She demonstrated real skill and endeavour at raising money and housing for the poor. This was done regardless of religious persuasion. Indeed her principal benefactor was an elderly Jewish man, Emmanuel Solomon, founder of Adelaide's Jewish community, who was so touched by Mary MacKillop's work that he became her main supplier of homes and shelter for those less fortunate.

After the acquisition of the mother house in Kensington in 1872, Mother Mary MacKillop made preparations to leave for Rome to have the rules of the Sisters of Saint Joseph officially approved. She travelled to Rome in 1873 to seek papal approval for the religious congregation and was encouraged in her work by Pope Pius IX. The authorities in Rome made changes to the way the sisters lived in poverty and declared that the superior-general and her council were the authorities in charge of the order.

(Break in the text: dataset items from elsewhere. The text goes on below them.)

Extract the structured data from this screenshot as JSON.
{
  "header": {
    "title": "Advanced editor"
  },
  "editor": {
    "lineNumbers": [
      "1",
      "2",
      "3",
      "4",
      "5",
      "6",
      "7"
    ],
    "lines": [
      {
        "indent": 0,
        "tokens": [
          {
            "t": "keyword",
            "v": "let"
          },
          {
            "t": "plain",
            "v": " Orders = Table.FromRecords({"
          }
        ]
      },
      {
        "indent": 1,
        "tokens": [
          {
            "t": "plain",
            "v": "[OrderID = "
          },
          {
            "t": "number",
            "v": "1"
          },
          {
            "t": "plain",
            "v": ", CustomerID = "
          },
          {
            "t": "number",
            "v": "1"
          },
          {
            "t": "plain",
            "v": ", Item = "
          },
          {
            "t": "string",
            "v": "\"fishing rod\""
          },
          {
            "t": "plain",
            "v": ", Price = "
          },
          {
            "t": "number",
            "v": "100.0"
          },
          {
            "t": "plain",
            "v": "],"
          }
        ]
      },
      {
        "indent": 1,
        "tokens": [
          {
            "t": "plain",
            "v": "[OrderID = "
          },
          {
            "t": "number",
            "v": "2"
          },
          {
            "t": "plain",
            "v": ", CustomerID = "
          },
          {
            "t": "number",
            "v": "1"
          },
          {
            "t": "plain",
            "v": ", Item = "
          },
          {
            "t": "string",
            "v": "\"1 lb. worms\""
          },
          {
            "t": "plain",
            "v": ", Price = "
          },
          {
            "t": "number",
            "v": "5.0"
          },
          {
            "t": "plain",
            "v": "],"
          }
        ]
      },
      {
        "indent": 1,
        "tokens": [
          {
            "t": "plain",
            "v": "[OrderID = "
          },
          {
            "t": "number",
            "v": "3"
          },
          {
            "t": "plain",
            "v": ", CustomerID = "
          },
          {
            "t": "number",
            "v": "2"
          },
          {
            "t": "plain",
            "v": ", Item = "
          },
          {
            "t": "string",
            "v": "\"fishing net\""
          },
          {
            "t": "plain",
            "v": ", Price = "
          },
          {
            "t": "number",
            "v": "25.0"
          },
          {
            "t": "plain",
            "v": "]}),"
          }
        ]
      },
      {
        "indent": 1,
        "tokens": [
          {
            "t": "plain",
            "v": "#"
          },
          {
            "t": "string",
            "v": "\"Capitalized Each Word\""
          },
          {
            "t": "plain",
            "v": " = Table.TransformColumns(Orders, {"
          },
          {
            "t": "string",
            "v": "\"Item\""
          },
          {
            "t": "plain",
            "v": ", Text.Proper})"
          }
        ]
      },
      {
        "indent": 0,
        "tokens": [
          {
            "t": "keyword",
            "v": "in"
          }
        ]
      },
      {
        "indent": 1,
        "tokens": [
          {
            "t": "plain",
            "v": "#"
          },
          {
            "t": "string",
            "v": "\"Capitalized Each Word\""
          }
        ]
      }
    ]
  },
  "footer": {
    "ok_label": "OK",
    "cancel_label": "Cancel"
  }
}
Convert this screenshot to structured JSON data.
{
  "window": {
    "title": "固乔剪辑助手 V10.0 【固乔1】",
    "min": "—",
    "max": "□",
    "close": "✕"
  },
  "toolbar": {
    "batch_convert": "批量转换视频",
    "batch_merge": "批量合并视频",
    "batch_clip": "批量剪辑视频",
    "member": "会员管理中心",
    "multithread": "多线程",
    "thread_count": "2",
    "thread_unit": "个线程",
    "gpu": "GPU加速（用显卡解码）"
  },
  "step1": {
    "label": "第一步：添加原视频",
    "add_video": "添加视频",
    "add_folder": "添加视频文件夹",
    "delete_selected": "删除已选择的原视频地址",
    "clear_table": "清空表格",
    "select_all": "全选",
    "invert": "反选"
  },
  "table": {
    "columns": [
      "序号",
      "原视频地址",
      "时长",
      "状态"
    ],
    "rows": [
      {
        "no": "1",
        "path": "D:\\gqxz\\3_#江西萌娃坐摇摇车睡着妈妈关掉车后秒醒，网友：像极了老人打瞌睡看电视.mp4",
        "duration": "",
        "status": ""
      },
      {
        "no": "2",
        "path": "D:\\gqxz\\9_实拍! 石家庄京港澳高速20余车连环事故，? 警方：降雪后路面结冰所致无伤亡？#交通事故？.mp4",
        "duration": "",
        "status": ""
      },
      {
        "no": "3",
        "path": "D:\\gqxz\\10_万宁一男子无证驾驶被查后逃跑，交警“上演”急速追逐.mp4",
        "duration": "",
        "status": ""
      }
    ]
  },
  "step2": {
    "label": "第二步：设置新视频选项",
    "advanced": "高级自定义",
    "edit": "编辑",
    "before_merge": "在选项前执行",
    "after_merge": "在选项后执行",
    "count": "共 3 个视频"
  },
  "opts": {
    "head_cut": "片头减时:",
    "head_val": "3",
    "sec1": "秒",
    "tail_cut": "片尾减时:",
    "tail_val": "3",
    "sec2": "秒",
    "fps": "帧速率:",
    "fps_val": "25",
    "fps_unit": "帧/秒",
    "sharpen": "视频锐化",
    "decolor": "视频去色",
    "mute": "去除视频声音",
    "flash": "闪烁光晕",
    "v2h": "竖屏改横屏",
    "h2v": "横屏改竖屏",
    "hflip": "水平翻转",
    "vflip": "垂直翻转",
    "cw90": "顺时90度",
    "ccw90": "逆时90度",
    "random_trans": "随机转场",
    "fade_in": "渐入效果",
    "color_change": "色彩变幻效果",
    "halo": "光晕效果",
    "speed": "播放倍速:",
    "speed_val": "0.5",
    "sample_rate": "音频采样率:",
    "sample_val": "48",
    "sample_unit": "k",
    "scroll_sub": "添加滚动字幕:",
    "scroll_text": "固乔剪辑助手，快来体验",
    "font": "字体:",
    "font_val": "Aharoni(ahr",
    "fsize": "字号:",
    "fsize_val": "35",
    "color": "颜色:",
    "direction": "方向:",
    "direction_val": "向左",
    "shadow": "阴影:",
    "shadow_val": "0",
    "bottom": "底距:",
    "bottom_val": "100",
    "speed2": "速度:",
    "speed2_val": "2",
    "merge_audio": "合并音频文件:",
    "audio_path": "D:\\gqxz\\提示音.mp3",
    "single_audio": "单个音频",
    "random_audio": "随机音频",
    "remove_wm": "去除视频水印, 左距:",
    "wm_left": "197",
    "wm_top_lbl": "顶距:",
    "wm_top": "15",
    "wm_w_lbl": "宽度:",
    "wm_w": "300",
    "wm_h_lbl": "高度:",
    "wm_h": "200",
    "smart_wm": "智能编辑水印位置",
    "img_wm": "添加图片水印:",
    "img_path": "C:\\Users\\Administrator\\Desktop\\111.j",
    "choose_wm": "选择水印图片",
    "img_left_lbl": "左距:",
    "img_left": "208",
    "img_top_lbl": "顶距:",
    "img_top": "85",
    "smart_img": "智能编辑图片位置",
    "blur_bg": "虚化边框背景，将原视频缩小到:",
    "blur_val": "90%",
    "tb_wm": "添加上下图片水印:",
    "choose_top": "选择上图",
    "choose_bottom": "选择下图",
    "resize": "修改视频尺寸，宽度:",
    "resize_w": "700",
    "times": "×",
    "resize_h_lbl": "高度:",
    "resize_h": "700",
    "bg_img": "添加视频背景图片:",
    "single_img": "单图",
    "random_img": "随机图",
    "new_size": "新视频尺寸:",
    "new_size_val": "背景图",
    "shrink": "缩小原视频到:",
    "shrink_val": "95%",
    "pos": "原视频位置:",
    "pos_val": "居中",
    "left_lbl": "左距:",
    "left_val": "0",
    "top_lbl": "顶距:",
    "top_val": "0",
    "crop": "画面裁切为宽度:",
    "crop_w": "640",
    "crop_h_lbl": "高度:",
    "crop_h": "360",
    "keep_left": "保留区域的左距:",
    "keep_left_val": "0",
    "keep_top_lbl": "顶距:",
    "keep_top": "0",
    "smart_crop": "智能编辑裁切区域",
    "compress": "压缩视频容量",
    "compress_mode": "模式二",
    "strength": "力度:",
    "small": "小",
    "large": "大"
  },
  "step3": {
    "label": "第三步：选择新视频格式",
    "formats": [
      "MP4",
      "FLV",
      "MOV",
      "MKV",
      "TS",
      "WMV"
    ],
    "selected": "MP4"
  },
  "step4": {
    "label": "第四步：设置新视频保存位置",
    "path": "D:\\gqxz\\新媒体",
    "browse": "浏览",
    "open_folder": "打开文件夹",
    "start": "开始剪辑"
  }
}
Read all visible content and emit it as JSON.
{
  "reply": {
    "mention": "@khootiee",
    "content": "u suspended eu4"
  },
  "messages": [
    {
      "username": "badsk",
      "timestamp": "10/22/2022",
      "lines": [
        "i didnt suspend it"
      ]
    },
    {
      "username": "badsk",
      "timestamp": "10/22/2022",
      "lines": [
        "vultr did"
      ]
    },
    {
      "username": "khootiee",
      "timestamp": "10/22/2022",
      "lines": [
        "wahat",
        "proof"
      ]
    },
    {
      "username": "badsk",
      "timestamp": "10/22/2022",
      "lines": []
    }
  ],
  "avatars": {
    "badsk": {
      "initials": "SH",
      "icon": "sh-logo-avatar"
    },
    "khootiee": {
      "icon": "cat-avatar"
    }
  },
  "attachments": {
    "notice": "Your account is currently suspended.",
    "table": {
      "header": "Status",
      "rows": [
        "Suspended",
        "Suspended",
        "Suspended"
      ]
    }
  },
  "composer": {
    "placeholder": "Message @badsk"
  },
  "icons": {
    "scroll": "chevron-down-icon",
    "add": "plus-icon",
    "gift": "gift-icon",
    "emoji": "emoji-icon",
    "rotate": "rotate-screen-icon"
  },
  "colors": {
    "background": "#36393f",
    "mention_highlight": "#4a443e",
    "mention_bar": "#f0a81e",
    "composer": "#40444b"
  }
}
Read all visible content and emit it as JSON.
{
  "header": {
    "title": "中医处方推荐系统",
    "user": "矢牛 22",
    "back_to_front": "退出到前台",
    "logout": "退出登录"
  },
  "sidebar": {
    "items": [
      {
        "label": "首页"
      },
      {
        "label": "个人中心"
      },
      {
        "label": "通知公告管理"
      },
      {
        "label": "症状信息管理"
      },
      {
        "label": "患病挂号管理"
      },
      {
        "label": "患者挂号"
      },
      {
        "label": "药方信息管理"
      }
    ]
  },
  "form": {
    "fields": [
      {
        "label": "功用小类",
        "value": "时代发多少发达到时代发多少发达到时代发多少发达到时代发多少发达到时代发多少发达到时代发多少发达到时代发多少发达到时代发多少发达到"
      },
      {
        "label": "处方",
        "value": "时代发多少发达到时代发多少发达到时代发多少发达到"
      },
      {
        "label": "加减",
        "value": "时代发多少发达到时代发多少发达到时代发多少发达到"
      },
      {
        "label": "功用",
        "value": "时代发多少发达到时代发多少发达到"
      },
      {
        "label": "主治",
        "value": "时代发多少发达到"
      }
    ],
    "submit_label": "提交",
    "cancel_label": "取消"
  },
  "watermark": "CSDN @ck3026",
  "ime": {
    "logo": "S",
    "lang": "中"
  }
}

The resulting alterations to the rule of life caused a breach between MacKillop and Father Woods who felt that the revised rule compromised the ideal of vowed poverty and blamed MacKillop for not getting the rule accepted in its original form. Before Woods' death on 7 October 1889, he and MacKillop were personally reconciled, but he did not renew his involvement with her order. In 1873 while Mary was in Rome, the sisters started a school in Bridge Street in Kensington. By 1877 the order of Josephites had over 40 schools operating throughout Adelaide.